Swiss authorities and banks, including UBS, are discussing new measures to prevent bank runs, a move that could have an impact on billions of deposits, the report said.。

Swiss authorities and banks, including UBS, are discussing new measures to prevent bank runs, a move that could have an impact on billions of deposits, the report said.。

Sources said the talks were part of a broader review of Switzerland's domestic banking rules, aimed at the country's top banks and likely aimed primarily at those banks' wealth management clients.。

Measures under discussion include phased withdrawals for a larger proportion of withdrawals。In addition, charging a fee for exit is one option under discussion。At the same time, the discussion mentions rewarding customers with higher interest rates for long-term savings。

However, discussions are at an early stage.。A representative of the Swiss Finance Ministry said the bank run issue was part of an overall assessment of Switzerland's "too big to fail" regulatory framework.。the swiss government will release a report next spring, he added。

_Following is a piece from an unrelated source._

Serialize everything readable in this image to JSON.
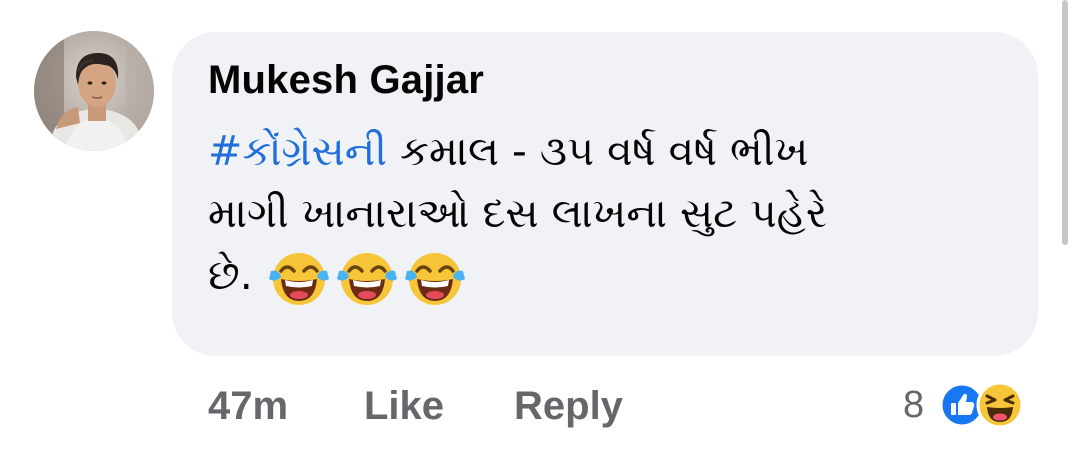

SNB says review of "too big to fail" rule for so-called systemically important banks still underway。

In Switzerland, UBS, Raiffeisen Group, Zürcher Kantonalbank and PostFinance are considered systemically important banks whose failure could cause serious damage to the country's economy and financial system.。

A spokesman for PostFinance said it was not involved in the discussions, while other banks did not respond.。

Earlier this year, after the Silicon Valley banking incident in the United States, a number of small and medium-sized U.S. banks, including Silicon Valley Bank, as well as Credit Suisse, suffered a massive deposit run, which eventually led to the collapse of a number of banks.。Since then, regulators around the world have been exploring ways to prevent a similar financial crisis.。

For regulators, bank run risk is one of the key topics being discussed。Today, banks are becoming more digital, which has led to a sharp increase in the rate of run risk。And the wealth management departments of big banks tend to have more concentrated deposits than some of their retail bank competitors, which becomes a weakness for these banks。

Credit Suisse, for example, suffered an outflow of CHF 111 billion in the last quarter of 2022.。Another CHF 61 billion was lost in the first quarter of 2023, with the wealth sector serving high net worth clients being the hardest hit.。After suffering such a massive outflow of funds in six months that directly crushed the bank of Switzerland's second-largest bank, Credit Suisse was then forced to let UBS buy it, with the intervention of the Swiss authorities.。

While it's still early days, new measures being discussed in Switzerland to prevent bank runs are already making some banks nervous.。The new rules could weaken the competitiveness of some banks or, in more extreme cases, lead customers to withdraw their capital first.。

UBS, as Switzerland's biggest bank, could bear the brunt of。Last month, it was revealed that UBS was trying to attract customers with higher-than-market deposit rates.。